Adjectives are words that describe nouns, pronouns, or verbs that show feeling or states of being ("feel" or "be"). Adjectives add to the reader's understanding by adding fuller information.
Mystery stories are exceptionally popular. They are useful, some writers claim, because we experience adventure vicariously through them. Some of the public's favorite mystery authors write stories full of awesome--albeit everyday--adventures.
Do not use adjectives when you really need adverbs (with action verbs). For example:
|Sue runs exceptionally good. (adj.)||Sue runs exceptionally well. (adv.)|
|Tad spoke so quiet his point was lost. (adj.)||Tad spoke so quietly his point was lost. (adv.)|
|The ice was awful hard. (adj.)||The ice was awfully hard. (adv.)|
Also, do not get confused when using variations of the word "bad," which can be used as either an adjective or an adverb: "Feel badly" is rarely correct.

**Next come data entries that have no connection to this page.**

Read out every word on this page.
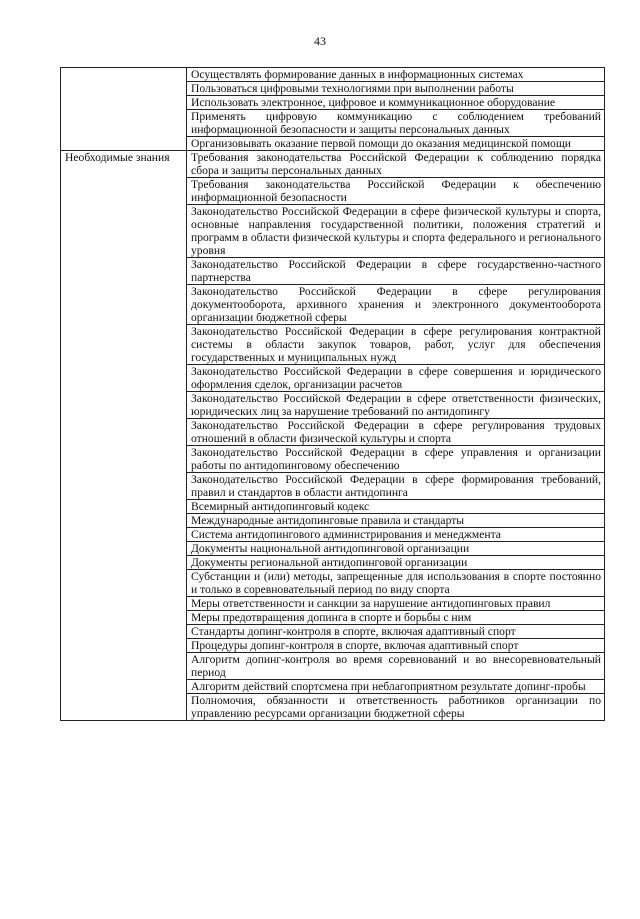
43

	Осуществлять формирование данных в информационных системах

	Пользоваться цифровыми технологиями при выполнении работы

	Использовать электронное, цифровое и коммуникационное оборудование

	Применять цифровую коммуникацию с соблюдением требований информационной безопасности и защиты персональных данных

	Организовывать оказание первой помощи до оказания медицинской помощи

Необходимые знания	Требования законодательства Российской Федерации к соблюдению порядка сбора и защиты персональных данных

	Требования законодательства Российской Федерации к обеспечению информационной безопасности

	Законодательство Российской Федерации в сфере физической культуры и спорта, основные направления государственной политики, положения стратегий и программ в области физической культуры и спорта федерального и регионального уровня

	Законодательство Российской Федерации в сфере государственно-частного партнерства

	Законодательство Российской Федерации в сфере регулирования документооборота, архивного хранения и электронного документооборота организации бюджетной сферы

	Законодательство Российской Федерации в сфере регулирования контрактной системы в области закупок товаров, работ, услуг для обеспечения государственных и муниципальных нужд

	Законодательство Российской Федерации в сфере совершения и юридического оформления сделок, организации расчетов

	Законодательство Российской Федерации в сфере ответственности физических, юридических лиц за нарушение требований по антидопингу

	Законодательство Российской Федерации в сфере регулирования трудовых отношений в области физической культуры и спорта

	Законодательство Российской Федерации в сфере управления и организации работы по антидопинговому обеспечению

	Законодательство Российской Федерации в сфере формирования требований, правил и стандартов в области антидопинга

	Всемирный антидопинговый кодекс

	Международные антидопинговые правила и стандарты

	Система антидопингового администрирования и менеджмента

	Документы национальной антидопинговой организации

	Документы региональной антидопинговой организации

	Субстанции и (или) методы, запрещенные для использования в спорте постоянно и только в соревновательный период по виду спорта

	Меры ответственности и санкции за нарушение антидопинговых правил

	Меры предотвращения допинга в спорте и борьбы с ним

	Стандарты допинг-контроля в спорте, включая адаптивный спорт

	Процедуры допинг-контроля в спорте, включая адаптивный спорт

	Алгоритм допинг-контроля во время соревнований и во внесоревновательный период

	Алгоритм действий спортсмена при неблагоприятном результате допинг-пробы

	Полномочия, обязанности и ответственность работников организации по управлению ресурсами организации бюджетной сферы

Use "feel badly" only if you are trying to say that your sense of touch is impaired.
- I feel bad about the accident I caused. ("Feel" in this sentence is used as a "state of being" verb describing the person's emotional state, so the adjective form is correct)
- I feel badly when my hands are cold from cleaning the freezer. ("Feel" is used as an action verb here to denote the act of using one's hands, so the adverb form, "badly," is correct.) I feel badly when my child is ill. ("Feel" in this sense is used as a state of being, so the adverb form, "badly," is not correct.)